Morgan Stanley Global Wealth Management Vice Chairman Carla Harris suggests that Millennials will have the ‘opportunity’ to have four or five careers, not jobs, over the course of a lifetime. This rather bleak assessment will necessitate that many people starting out now will need to constantly struggle to develop skills and create a personal brand in order to survive. The opportunity that Carla Harris describes is more a fait accompli that Millennials have found themselves with rather than chosen. With the retirement age receding further and further back all the time, the prospects for the sort of career that Baby Boomers enjoyed are all but non-existent. Being with the same company and working your way to the stop is something of a fallacy now.
It is, therefore, no surprise that many people are turning to freelancing. They have no other choice. If you can make make money out of your skills, you have to utilize them because you will simply not be able to support yourself otherwise. The online freelance marketplace Fiverr recently launched an ad campaign entitled ‘In Doers We Trust’, which codified the sort of exhausting schedule that the modern marketplace demands of young people. They suggest that having a coffee for lunch and becoming dependent on the drug of sleep deprivation are somehow appropriate or admirable traits.
While working freelance is more difficult in many ways to a conventional job, it does not necessarily need to threaten your health in order for you to be considered successful. One of the most important things to think about when taking up freelance work is the environment in which you are going to do all of that work. If you have the means, you may want to hire yourself an office, but that is quite expensive. A cheaper, and sometimes more comfortable option, is to set up an office at home. Here is what you will need to make it work:
A lot of freelance work now relies on the internet. If you are going to communicate with your clients, the easiest way of doing it is online. Calling them on the phone is fine, but programs like Skype allow you to video conference free with anyone in the world that has a computer and an account. Besides, sharing your work, whether on sites like Dropbox, or over email, is much easier than relying on conventional mail services or the rather passé technology of fax.

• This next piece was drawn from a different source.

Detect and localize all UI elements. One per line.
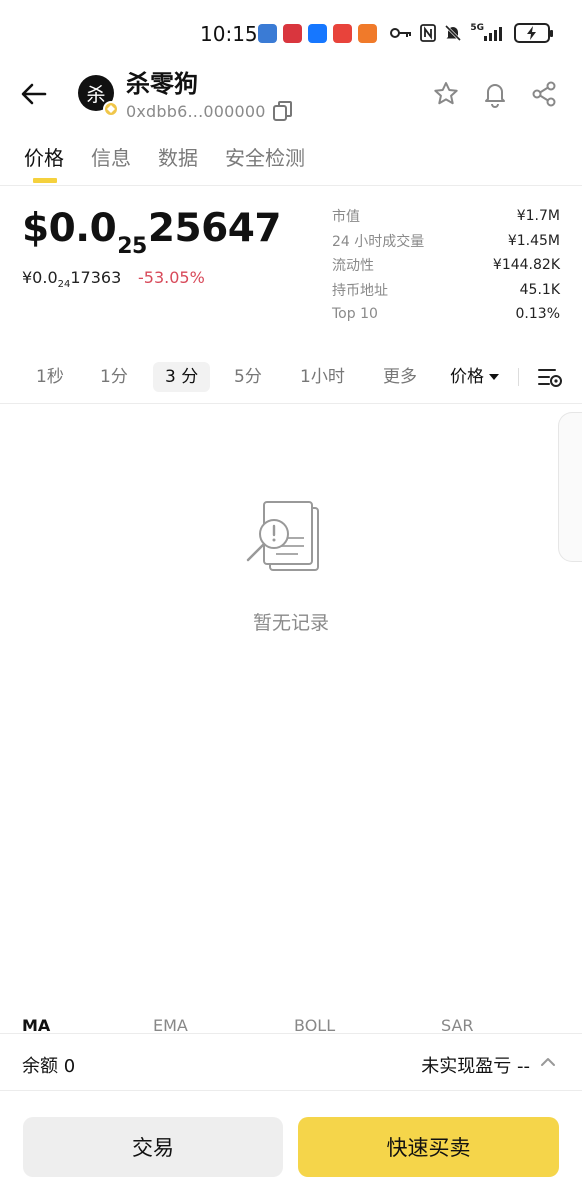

Investing in a computer with sufficient RAM to allow you to work all day is crucial. If your computer fails you, you may not be able to meet your deadlines, and you will lose your clients. However, many personal computers are simply not designed for the demands of running your own business, whether you are a graphic designer or a freelance writer. That is why you may want to consider investing in a professional digital infrastructure that will work for you. Companies like ATB Technologies can help with that.
Since you are going to be working from home, and your main source of communication with clients and colleagues will be online, you need to make sure that you make the right impression. Dealing with computer failures is one thing, but not having the right programs or the appropriate understanding of them will signal that you are unprofessional. Just as when you meet a business contact or a client in person and you choose to look smart and behave politely, you need to make a similarly suave impression online.
While the actual work that you will do is important, a home office is no different to a corporate office as far as it needs to be designed with your needs in mind. Working from home can be great in lots of ways. You do not always need to worry about a particular dress code because you will not always be visible to other people, and depending on the work that you do, you can choose your own hours. However, if you do not build an office environment that will allow you to work as effectively as possible, you will suffer. One thing that it is a good idea to spend some money on is a good office chair. If you are going to be sitting down for several hours at a time, you should take regular breaks to ease the pressure on your body, but getting a chair that supports you and allows you to keep working could be the difference between being a successful freelancer and having to go back to working for someone else.
Finally, working freelance is about being self-disciplined and being able to manage your time in the best way possible. You may be at home, but if you have a deadline approaching, you should not work until you become ill. You are your own boss and if you decide to give yourself a break, you may start to feel guilty that you are not working. However, it is crucial that you split your day up. Do not allow yourself to become the sort of tyrannical boss that you may have hated in previous jobs. Managing yourself as a resource is the key to success.